I am particularly heartened by the fact that you accept that there are two areas of weakness in your system:-

So in conclusion,the two areas of weakness are where:

1)Constant bearing shows both vessels to see each other to be moving slowly forward against the land. In reality the movement will be so slow that risk of collision will be assumed by both vessels to exist
2)Where land is close in which case the boat passing behind will see that, but the boat which would pass ahead will think it will pass behind until both boats are really close. This is the area where the greatest care needs to be taken.

In other words your system works fine except where :-
1) There is a risk of collision
2) One of the two vessels is likely to pass ahead of the other.

I'm a bit puzzled as to what circumstances it would work under, as these two scenarios between them seem to cover all the options, but please don't bother trying to explain.

 

[jimi]

I'm also leaving this discussion .. everything I and others have said have been consistent and I have nothing else to add to this discussion and I'm fed up reiterating the same points that some people seem incapable of digesting.

Fireball, I'm not referring to you, I'll be pleased to have a pint (or several) at anytime either to discuss this or anything else;-)

 

[fireball]

Fireball, I'm not referring to you, I'll be pleased to have a pint (or several) at anytime either to discuss this or anything else;-)

 

[ErikH17]

Sorry to resurrect this old thread, but I didn't see a more recent thread on the topic. Just to quantify things: If you and another boat are on intersecting courses, and the other boat appears stationary relative to some distant fixed point, then the ratio of its actual speed (v) to the speed it would need to have to be on a collision course (vc) is given by the formula:

v/vc = 1 - (distance to other boat)/(distance to fixed point)

Everything else—your speed, approach angles, etc.—all drop out.

So, for instance, if the fixed point is 20x further away than the other boat and it appear stationary relative to the fixed point, then v/vc = 1 - 1/20 = 0.95 . That is, its speed is 95% of what it would be if you were going to collide—so caution is warranted and the fixed-point rule is a good approximation.

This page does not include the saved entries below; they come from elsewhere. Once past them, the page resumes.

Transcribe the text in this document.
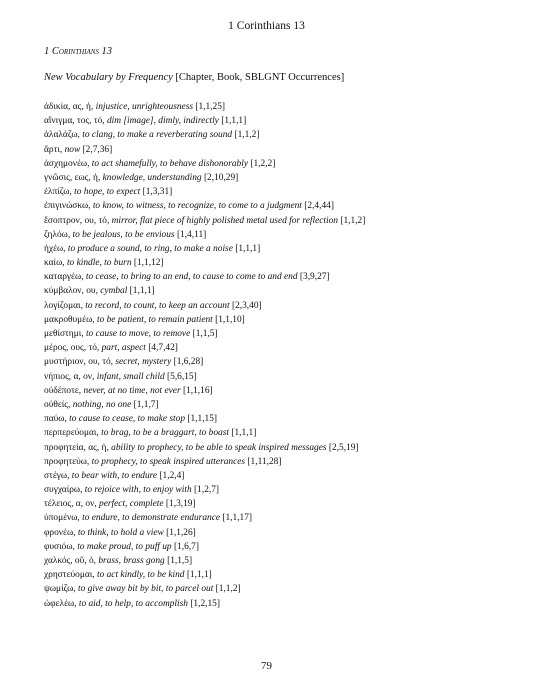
1 Corinthians 13
1 Corinthians 13
New Vocabulary by Frequency [Chapter, Book, SBLGNT Occurrences]
ἀδικία, ας, ἡ, injustice, unrighteousness [1,1,25]
αἴνιγμα, τος, τό, dim [image], dimly, indirectly [1,1,1]
ἀλαλάζω, to clang, to make a reverberating sound [1,1,2]
ἄρτι, now [2,7,36]
ἀσχημονέω, to act shamefully, to behave dishonorably [1,2,2]
γνῶσις, εως, ἡ, knowledge, understanding [2,10,29]
ἐλπίζω, to hope, to expect [1,3,31]
ἐπιγινώσκω, to know, to witness, to recognize, to come to a judgment [2,4,44]
ἔσοπτρον, ου, τό, mirror, flat piece of highly polished metal used for reflection [1,1,2]
ζηλόω, to be jealous, to be envious [1,4,11]
ἠχέω, to produce a sound, to ring, to make a noise [1,1,1]
καίω, to kindle, to burn [1,1,12]
καταργέω, to cease, to bring to an end, to cause to come to and end [3,9,27]
κύμβαλον, ου, cymbal [1,1,1]
λογίζομαι, to record, to count, to keep an account [2,3,40]
μακροθυμέω, to be patient, to remain patient [1,1,10]
μεθίστημι, to cause to move, to remove [1,1,5]
μέρος, ους, τό, part, aspect [4,7,42]
μυστήριον, ου, τό, secret, mystery [1,6,28]
νήπιος, α, ον, infant, small child [5,6,15]
οὐδέποτε, never, at no time, not ever [1,1,16]
οὐθείς, nothing, no one [1,1,7]
παύω, to cause to cease, to make stop [1,1,15]
περπερεύομαι, to brag, to be a braggart, to boast [1,1,1]
προφητεία, ας, ἡ, ability to prophecy, to be able to speak inspired messages [2,5,19]
προφητεύω, to prophecy, to speak inspired utterances [1,11,28]
στέγω, to bear with, to endure [1,2,4]
συγχαίρω, to rejoice with, to enjoy with [1,2,7]
τέλειος, α, ον, perfect, complete [1,3,19]
ὑπομένω, to endure, to demonstrate endurance [1,1,17]
φρονέω, to think, to hold a view [1,1,26]
φυσιόω, to make proud, to puff up [1,6,7]
χαλκός, οῦ, ὁ, brass, brass gong [1,1,5]
χρηστεύομαι, to act kindly, to be kind [1,1,1]
ψωμίζω, to give away bit by bit, to parcel out [1,1,2]
ὠφελέω, to aid, to help, to accomplish [1,2,15]
79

Or, when the fixed point is even much, much further away and the other boat appears stationary relative to the fixed point, then v/vc approaches 1 (i.e. v≈vc) and this is essentially equivalent to the constant bearing rule.

However, if the other boat is, say, halfway between you and the fixed point and appears stationary relative to the fixed point, then v/vc = 1 - 1/2 = 0.5 . That is, its speed is only 50% of the collision speed and, if everything stays the same, you should pass in front of it (i.e. reach the intersection point first).
[In cases like this—where the fixed-point rule is highly inaccurate—it's when the other boat appears to be overtaking the fixed point that caution may be warranted.]

 

[DreadShips]

Don't you come in here with your clever mathematics!* The only way to settle this fight properly is for its participants to come back into this thread and admit how many collisions they've had in the intervening 14 years.


*actually I found it passably interesting

 

[wonkywinch]

Don't you come in here with your clever mathematics!* The only way to settle this fight properly is for its participants to come back into this thread and admit how many collisions they've had in the intervening 14 years.


*actually I found it passably interesting

The problem is this forum is populated by old farts (self included). The post is almost 16 years old which is about the time it takes from first state pension payment to falling off the perch.

The OP's not been seen here for more than 5 years.